İslam, insan odaklı olan dünya hayatını düzenleyip tanzim temin etmek için gönderilmiş ilahi bir nizamdır. İnsanın ihtiyacı olan inanç, ibadet ve muamelât ile ilgili maddi manevi hükümler manzumesidir. Bu nizamın hukuk anlayışı, fıkıh ilmi ile (İslam Hukuku ile) tanzim edilmiştir.
İslam hukuku, Hz. Peygamber’in (sav) pratiği ile ortaya konan ve müçtehit imamlar eliyle sisteminize edilen vahiy kaynaklı bir hukuk sistemidir. Bu yönüyle batı zihniyetinin başını çektiği beşeri hukuki düzenlemelerden büyük bir farklılık arz etmektedir.
Son bir iki asırdır İslam coğrafyasında yaşayan Müslümanlar dinleri ile alakası olmayan zihniyetlerin sosyalist komünist, kapitalist, laik ve demokratik bir takım siyasi ve hukuki yapıların içerisinde yaşamak zorunda kalmış ve o sistemlerin öngördüğü oranda ve şekilde hayatlarını sürdürmek durumunda olmuşlardır.

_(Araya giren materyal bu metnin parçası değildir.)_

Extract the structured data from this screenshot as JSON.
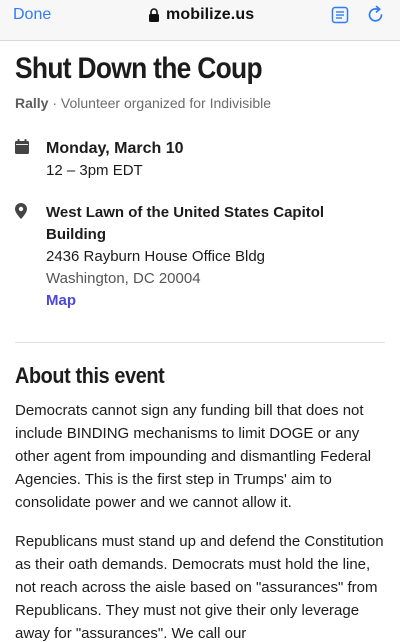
{
  "browser": {
    "done_label": "Done",
    "url": "mobilize.us",
    "icons": {
      "lock": "lock-icon",
      "reader": "reader-view-icon",
      "reload": "reload-icon"
    },
    "accent_color": "#2f7cf6"
  },
  "event": {
    "title": "Shut Down the Coup",
    "type": "Rally",
    "separator": " · ",
    "organizer": "Volunteer organized for Indivisible",
    "date": "Monday, March 10",
    "time": "12 – 3pm EDT",
    "location_name": "West Lawn of the United States Capitol Building",
    "address": "2436 Rayburn House Office Bldg",
    "city": "Washington, DC 20004",
    "map_label": "Map",
    "link_color": "#4b47d9"
  },
  "about": {
    "heading": "About this event",
    "paragraphs": [
      "Democrats cannot sign any funding bill that does not include BINDING mechanisms to limit DOGE or any other agent from impounding and dismantling Federal Agencies. This is the first step in Trumps' aim to consolidate power and we cannot allow it.",
      "Republicans must stand up and defend the Constitution as their oath demands. Democrats must hold the line, not reach across the aisle based on \"assurances\" from Republicans. They must not give their only leverage away for \"assurances\". We call our"
    ]
  }
}
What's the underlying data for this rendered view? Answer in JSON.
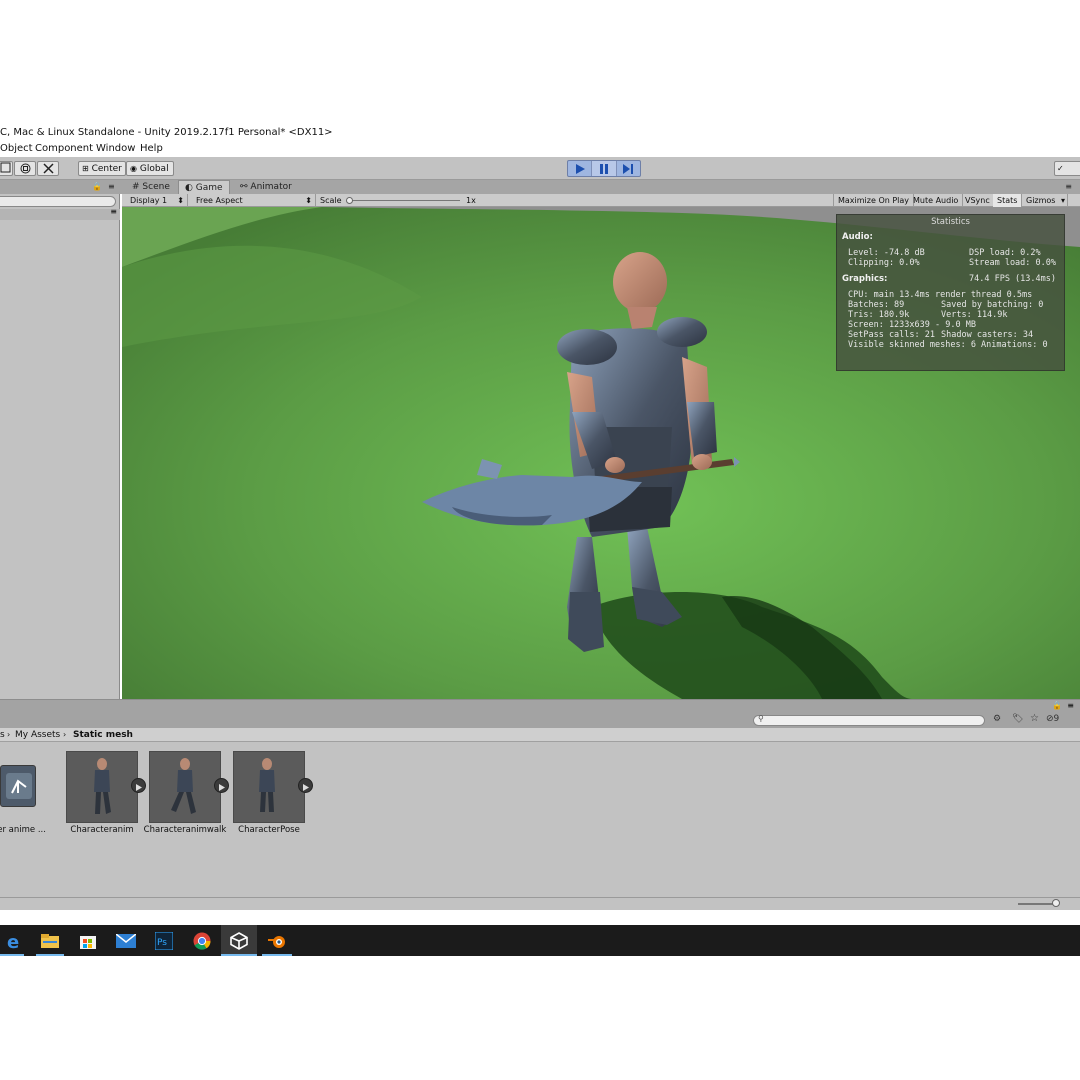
{
  "window": {
    "title": "C, Mac & Linux Standalone - Unity 2019.2.17f1 Personal* <DX11>"
  },
  "menu": [
    "Object",
    "Component",
    "Window",
    "Help"
  ],
  "toolbar": {
    "pivot_label": "Center",
    "space_label": "Global"
  },
  "tabs": [
    "Scene",
    "Game",
    "Animator"
  ],
  "game_bar": {
    "display": "Display 1",
    "aspect": "Free Aspect",
    "scale_label": "Scale",
    "scale_value": "1x",
    "maximize": "Maximize On Play",
    "mute": "Mute Audio",
    "vsync": "VSync",
    "stats": "Stats",
    "gizmos": "Gizmos"
  },
  "statistics": {
    "header": "Statistics",
    "audio_header": "Audio:",
    "level": "Level: -74.8 dB",
    "clipping": "Clipping: 0.0%",
    "dsp_load": "DSP load: 0.2%",
    "stream_load": "Stream load: 0.0%",
    "graphics_header": "Graphics:",
    "fps": "74.4 FPS (13.4ms)",
    "cpu": "CPU: main 13.4ms  render thread 0.5ms",
    "batches": "Batches: 89",
    "saved_batching": "Saved by batching: 0",
    "tris": "Tris: 180.9k",
    "verts": "Verts: 114.9k",
    "screen": "Screen: 1233x639 - 9.0 MB",
    "setpass": "SetPass calls: 21",
    "shadow_casters": "Shadow casters: 34",
    "skinned": "Visible skinned meshes: 6  Animations: 0"
  },
  "project": {
    "breadcrumb_sep": "s",
    "breadcrumb_1": "My Assets",
    "breadcrumb_2": "Static mesh",
    "hidden_count": "9",
    "assets": [
      {
        "label": "acter anime ..."
      },
      {
        "label": "Characteranim"
      },
      {
        "label": "Characteranimwalk"
      },
      {
        "label": "CharacterPose"
      }
    ]
  },
  "taskbar": [
    "edge-icon",
    "file-explorer-icon",
    "store-icon",
    "mail-icon",
    "photoshop-icon",
    "chrome-icon",
    "unity-icon",
    "blender-icon"
  ],
  "colors": {
    "grass": "#5d9e47",
    "play_active": "#9fb6e0",
    "taskbar": "#1b1b1b"
  }
}
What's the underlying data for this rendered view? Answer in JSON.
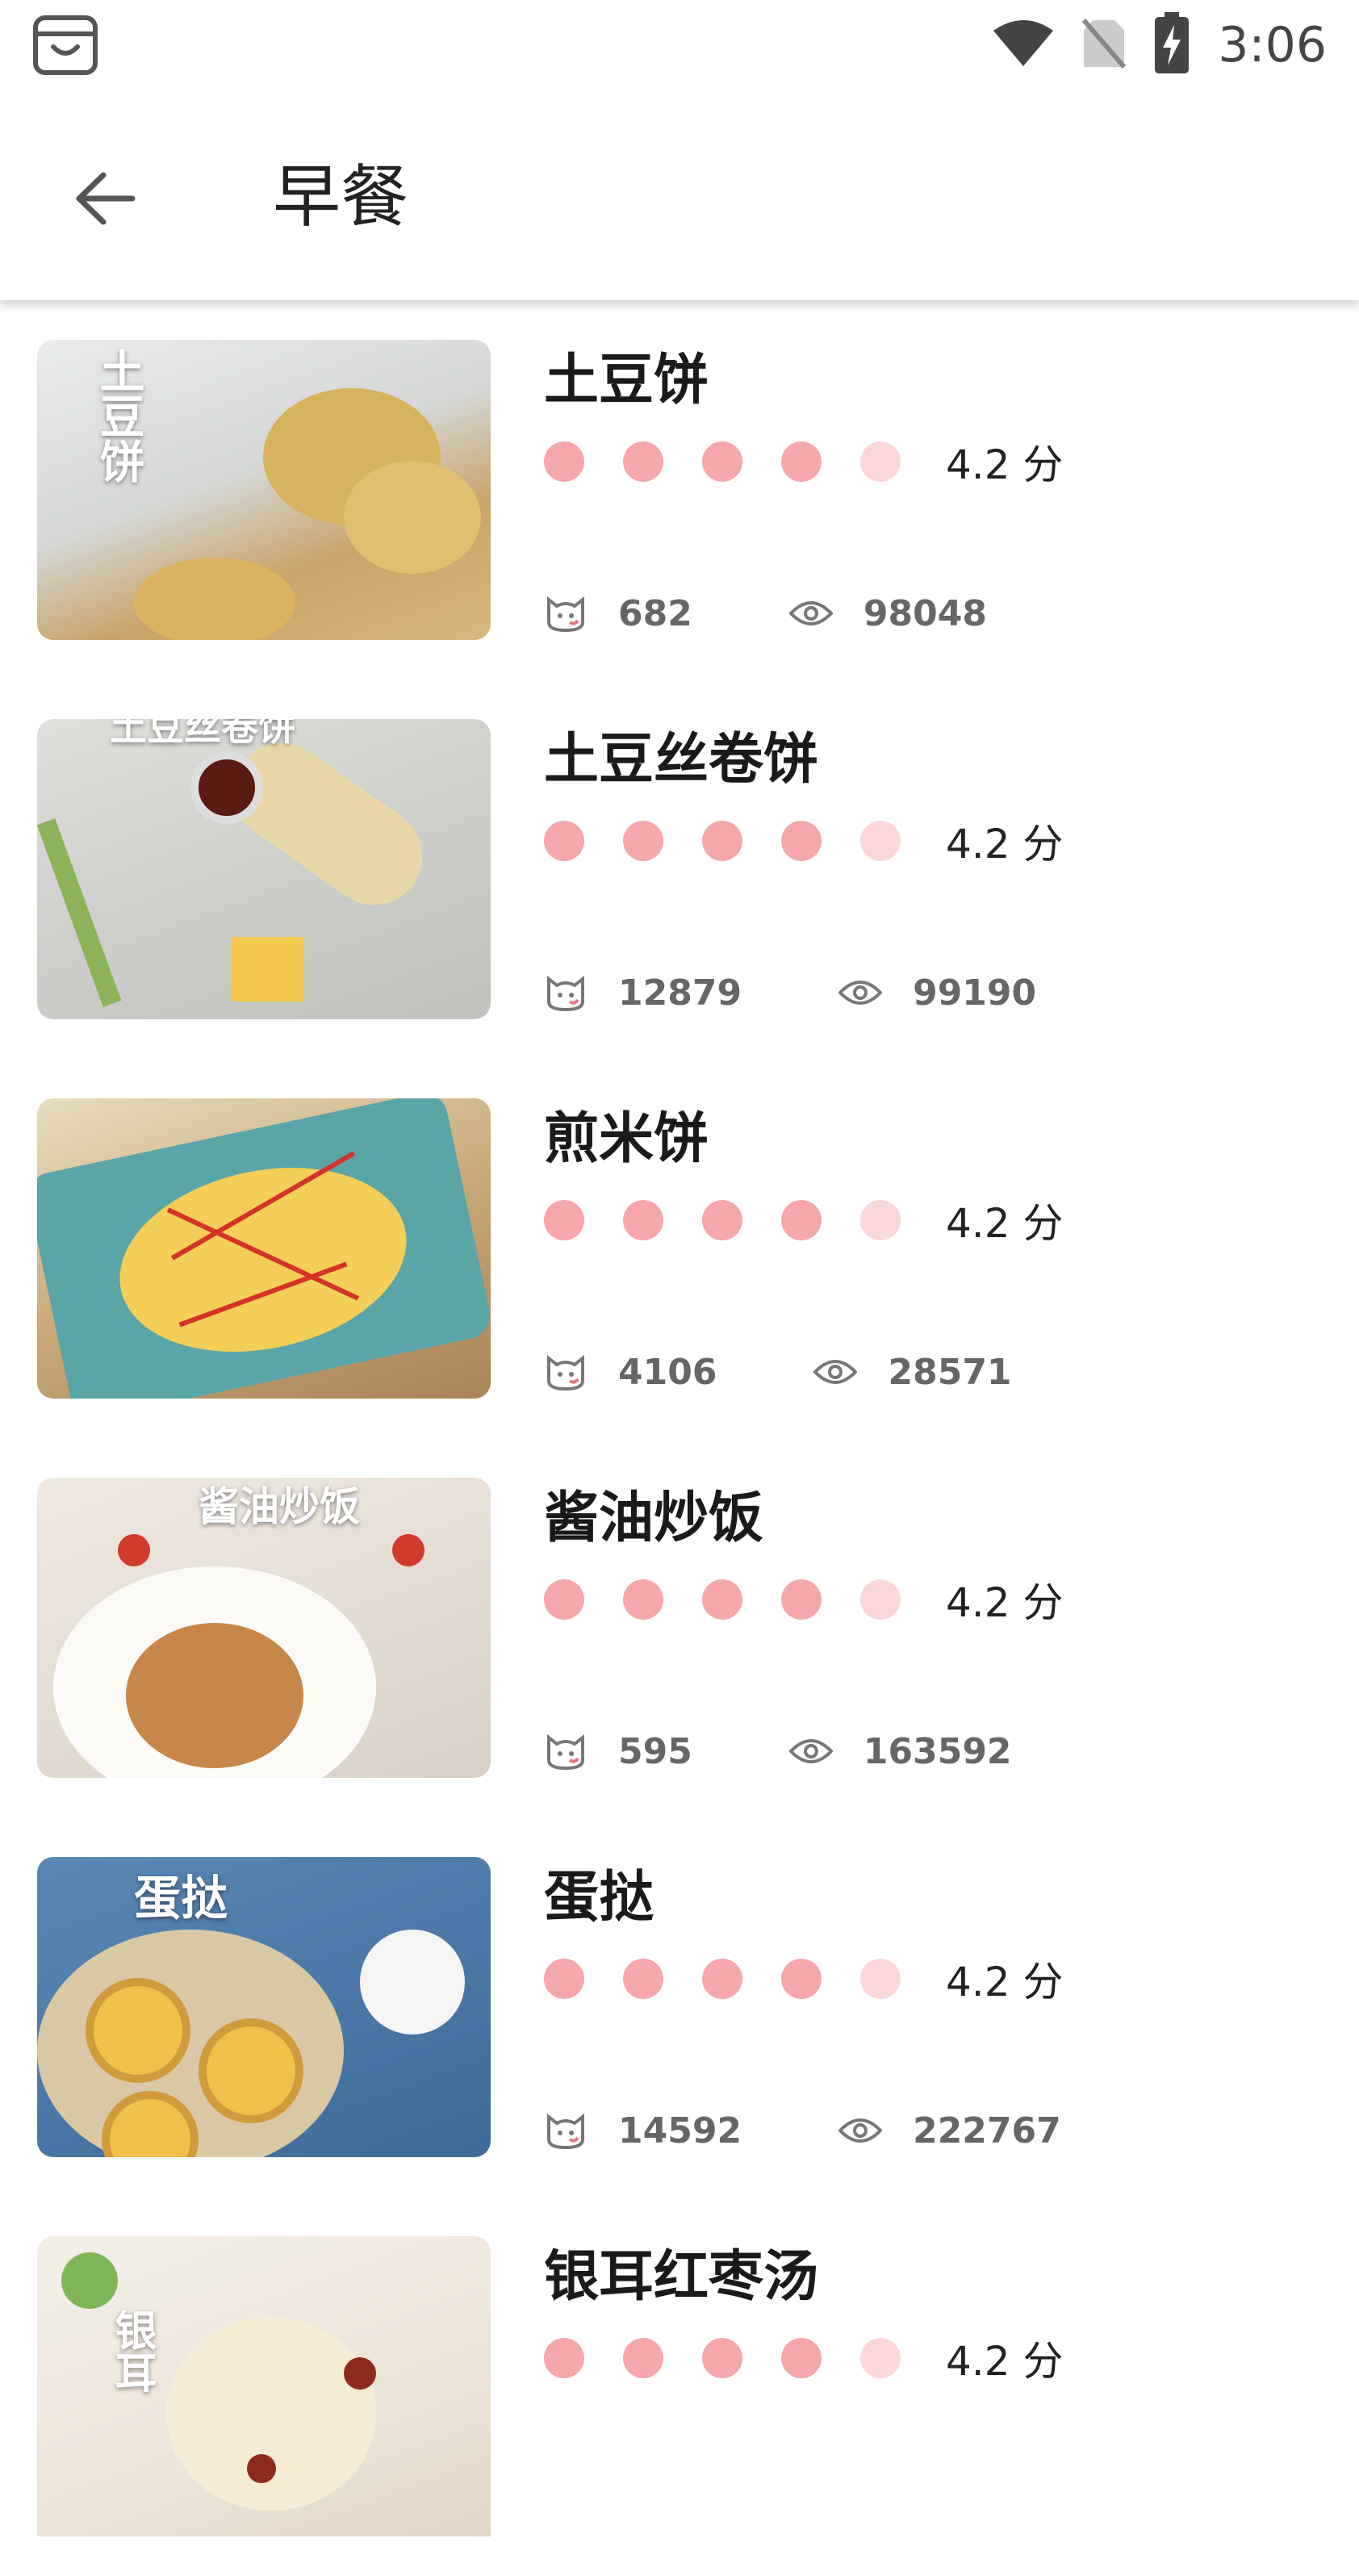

Bu düşünce sahipleri tarafından İslami hükümlerin çağın gerisinde kaldığı, çağ dışı olduğu, beklentileri karşılamakta ve problemleri çözmede yetersiz kaldığı ileri sürülerek, din ile devletin arasında bir zıtlık olduğu gerekçesi ile dinin devlet işlerine karışmaması gerektiği görüşü savunulmuştur. İslam Toplumlardaki Müslüman entellektüellerde farklı bir din tasavvuru sergilenmiş ve buna göre İslami değerler ve Müslümanlar sorgulanır hale gelmiştir. Bazı çağdaş zihniyetli araştırmacı, akademisyen ve entellektüeller açısından İslami konularda açmazlar gündeme getirilmiştir. Ortaya çıkan bu yeni durum, din adına ileri sürülen iddiaların tamamı İslam uleması tarafından kabul görmemiş, fahiş bir hata ve koyu bir cehalet olarak değerlendirilmiştir. Zira Müslümanın din anlayışı ve tasavvuru İslam’ın özüne, temel ölçülerine ve gönderiliş gayesine uygun olması gerekirken burada bazı çelişkiler ve açmazlar söz konusu olmuştur. Bu çalışmada İslam hukukunun güncel problemleri çözmede yetersiz ve gereksiz bulanların açmazları üzerine bir değerlendirme yapılmıştır.